O estudo acompanha os leilões realizados em diferentes regiões catarinenses e mostra que o volume de eventos permaneceu próximo à média dos anos recentes. Entre janeiro e junho, foram registrados 85 leilões, ligeiramente acima dos 82 contabilizados no primeiro semestre de 2025.
Oeste e Planalto lideraram o número de eventos, com 27 leilões cada. No Oeste, o volume ficou estável na comparação anual, enquanto no Planalto houve crescimento de 18,52%. Já o Meio-Oeste teve um evento a menos e as demais regiões registraram participação menor no período.
No Norte Catarinense, foram contabilizados seis leilões, e no Vale do Itajaí não houve registro de evento de desmama. De acordo com o GMG, essa distribuição reforça a concentração do mercado em algumas áreas do Estado e ajuda a explicar a dinâmica dos preços ao longo da temporada.
O professor Diego de Córdova Cucco, responsável pelo grupo, observou que os leilões seguem mais concentrados entre março e maio, com abril se consolidando como o mês de maior realização de eventos em Santa Catarina nos últimos anos. Segundo ele, os preços apresentaram tendência linear de crescimento entre janeiro e abril para machos e fêmeas, repetindo o comportamento visto em 2025.

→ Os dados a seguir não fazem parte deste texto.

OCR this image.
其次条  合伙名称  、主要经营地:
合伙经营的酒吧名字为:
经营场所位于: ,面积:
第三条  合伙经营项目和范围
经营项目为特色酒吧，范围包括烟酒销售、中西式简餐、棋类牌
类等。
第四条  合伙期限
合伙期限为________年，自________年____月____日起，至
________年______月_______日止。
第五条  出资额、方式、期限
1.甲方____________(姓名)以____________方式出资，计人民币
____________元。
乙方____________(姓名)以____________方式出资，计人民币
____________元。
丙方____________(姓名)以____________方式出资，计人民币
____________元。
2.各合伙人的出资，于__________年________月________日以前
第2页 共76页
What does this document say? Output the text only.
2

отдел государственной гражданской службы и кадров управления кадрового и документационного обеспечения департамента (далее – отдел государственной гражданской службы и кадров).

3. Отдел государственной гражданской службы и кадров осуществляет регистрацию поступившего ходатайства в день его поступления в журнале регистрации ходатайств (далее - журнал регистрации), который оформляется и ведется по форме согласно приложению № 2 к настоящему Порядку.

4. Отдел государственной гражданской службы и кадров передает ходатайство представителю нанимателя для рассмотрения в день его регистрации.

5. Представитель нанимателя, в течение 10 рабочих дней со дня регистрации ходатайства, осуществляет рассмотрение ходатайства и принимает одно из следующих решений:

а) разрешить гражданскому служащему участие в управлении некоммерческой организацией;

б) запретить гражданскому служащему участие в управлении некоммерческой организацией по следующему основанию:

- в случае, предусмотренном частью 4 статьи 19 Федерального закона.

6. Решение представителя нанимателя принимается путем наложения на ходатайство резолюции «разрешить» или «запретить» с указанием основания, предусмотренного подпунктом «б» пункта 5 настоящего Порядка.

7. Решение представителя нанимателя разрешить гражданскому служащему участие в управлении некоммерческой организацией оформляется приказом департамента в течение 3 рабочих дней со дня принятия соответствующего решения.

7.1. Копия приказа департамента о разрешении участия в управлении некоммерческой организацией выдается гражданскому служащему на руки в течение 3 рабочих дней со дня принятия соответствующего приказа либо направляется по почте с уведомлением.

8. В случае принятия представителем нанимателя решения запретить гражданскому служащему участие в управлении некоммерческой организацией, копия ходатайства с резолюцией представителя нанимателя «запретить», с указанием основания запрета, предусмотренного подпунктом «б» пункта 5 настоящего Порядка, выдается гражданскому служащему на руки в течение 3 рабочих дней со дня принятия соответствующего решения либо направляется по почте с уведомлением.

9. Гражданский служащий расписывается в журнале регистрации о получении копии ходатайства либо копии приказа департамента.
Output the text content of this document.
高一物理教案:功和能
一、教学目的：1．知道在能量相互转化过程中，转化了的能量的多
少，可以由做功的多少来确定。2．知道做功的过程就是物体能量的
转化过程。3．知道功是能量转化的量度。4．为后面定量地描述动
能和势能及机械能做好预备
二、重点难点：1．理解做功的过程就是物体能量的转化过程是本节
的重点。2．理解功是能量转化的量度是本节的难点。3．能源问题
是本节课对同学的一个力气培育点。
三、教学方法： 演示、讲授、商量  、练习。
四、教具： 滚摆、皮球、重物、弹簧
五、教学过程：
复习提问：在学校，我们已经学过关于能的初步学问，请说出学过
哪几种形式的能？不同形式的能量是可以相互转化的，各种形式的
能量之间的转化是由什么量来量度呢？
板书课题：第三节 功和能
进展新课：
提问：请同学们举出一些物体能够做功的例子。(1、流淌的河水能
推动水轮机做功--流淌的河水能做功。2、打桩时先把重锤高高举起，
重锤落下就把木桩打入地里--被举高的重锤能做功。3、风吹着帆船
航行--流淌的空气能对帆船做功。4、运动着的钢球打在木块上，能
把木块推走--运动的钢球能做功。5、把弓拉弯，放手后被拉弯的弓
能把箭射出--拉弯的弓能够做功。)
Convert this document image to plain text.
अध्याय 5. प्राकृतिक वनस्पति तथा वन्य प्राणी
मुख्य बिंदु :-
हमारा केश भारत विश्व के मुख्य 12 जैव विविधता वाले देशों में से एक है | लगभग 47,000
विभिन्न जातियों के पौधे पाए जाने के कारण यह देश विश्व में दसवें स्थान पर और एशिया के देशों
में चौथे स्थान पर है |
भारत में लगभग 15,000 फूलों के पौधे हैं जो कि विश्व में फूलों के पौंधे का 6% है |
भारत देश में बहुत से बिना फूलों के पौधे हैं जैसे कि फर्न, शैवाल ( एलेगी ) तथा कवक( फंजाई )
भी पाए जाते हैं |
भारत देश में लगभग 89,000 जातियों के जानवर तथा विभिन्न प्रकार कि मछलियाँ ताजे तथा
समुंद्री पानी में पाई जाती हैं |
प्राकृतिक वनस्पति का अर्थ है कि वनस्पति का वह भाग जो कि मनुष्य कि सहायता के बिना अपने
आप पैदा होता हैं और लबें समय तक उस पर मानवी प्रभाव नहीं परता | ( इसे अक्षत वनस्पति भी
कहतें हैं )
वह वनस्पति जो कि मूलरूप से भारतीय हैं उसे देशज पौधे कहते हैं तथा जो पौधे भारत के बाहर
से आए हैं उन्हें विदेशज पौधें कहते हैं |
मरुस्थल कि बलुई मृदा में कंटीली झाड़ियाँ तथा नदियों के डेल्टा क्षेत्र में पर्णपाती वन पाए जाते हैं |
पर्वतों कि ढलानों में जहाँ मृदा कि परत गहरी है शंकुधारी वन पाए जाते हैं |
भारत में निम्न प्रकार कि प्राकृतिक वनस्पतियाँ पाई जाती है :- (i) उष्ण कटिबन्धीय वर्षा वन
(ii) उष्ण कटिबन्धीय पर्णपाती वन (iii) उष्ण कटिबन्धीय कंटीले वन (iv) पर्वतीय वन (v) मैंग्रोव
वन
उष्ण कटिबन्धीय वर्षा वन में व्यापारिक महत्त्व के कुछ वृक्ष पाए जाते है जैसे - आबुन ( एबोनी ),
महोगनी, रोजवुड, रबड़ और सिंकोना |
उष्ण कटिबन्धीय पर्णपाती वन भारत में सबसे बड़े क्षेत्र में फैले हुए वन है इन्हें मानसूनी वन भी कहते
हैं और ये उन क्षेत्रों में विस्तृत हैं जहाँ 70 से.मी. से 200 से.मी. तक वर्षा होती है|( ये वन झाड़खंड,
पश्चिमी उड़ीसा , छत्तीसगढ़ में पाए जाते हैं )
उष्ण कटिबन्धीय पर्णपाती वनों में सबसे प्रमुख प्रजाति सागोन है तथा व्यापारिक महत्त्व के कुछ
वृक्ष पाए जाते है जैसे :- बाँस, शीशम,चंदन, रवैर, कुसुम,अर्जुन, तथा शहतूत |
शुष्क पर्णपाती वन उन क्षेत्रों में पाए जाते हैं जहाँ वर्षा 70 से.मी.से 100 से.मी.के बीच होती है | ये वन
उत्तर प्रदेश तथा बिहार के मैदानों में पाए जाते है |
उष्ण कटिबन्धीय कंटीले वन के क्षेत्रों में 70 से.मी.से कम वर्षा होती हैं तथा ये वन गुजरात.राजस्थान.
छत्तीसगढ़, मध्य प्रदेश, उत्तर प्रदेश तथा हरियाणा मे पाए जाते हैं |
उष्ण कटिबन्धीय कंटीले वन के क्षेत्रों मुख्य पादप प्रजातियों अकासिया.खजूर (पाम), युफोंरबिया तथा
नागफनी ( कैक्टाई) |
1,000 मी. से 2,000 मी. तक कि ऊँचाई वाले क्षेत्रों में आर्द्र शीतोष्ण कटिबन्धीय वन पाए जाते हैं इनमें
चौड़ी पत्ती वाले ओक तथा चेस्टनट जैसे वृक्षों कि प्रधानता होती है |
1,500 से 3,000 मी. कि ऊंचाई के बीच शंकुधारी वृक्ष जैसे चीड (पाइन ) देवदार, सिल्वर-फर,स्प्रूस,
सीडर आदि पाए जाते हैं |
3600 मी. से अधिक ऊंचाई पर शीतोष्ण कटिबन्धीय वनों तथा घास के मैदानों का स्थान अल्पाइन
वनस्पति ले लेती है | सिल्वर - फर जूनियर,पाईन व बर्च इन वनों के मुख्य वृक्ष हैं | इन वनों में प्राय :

Ao final do semestre, os machos alcançaram média de R$ 16,01 por quilo de peso vivo, enquanto as fêmeas ficaram em R$ 15,47 por quilo. Apesar da valorização nas duas categorias, os machos continuaram sendo negociados com leve vantagem, com pouca oscilação na diferença entre os valores ao longo do período.
O desempenho pode estar ligado à demanda por animais para recria e engorda, além da necessidade de reposição dos plantéis. Se o apetite de compra permanecer aquecido, o levantamento indica que ainda pode haver espaço para novas altas em 2027.
O cenário também foi influenciado por fatores externos, como conflitos geopolíticos, aumento de tarifas comerciais, cotas e ocorrências sanitárias, a exemplo do registro de febre aftosa na China. Esses elementos podem afetar a cadeia pecuária brasileira por atingirem países compradores de proteína ou fornecedores de insumos, com reflexos nos custos de produção, nas exportações e na formação dos preços internos.
Para o presidente do Sistema Faesc/Senar, José Zeferino Pedrozo, os números confirmam a força e a organização da pecuária catarinense. Ele afirmou que o avanço nos preços reforça a necessidade de investimento contínuo em genética, sanidade, gestão e eficiência produtiva para ampliar a competitividade dos produtores.
No primeiro semestre, o GMG realizou 17 divulgações semanais com resultados avaliados de forma criteriosa. No segundo semestre, o grupo passa a apresentar os dados referentes aos leilões de reprodutores, com acompanhamento pelo Instagram @gmg_udesc, pelas rádios parceiras e pelo site do Sistema Faesc/Senar.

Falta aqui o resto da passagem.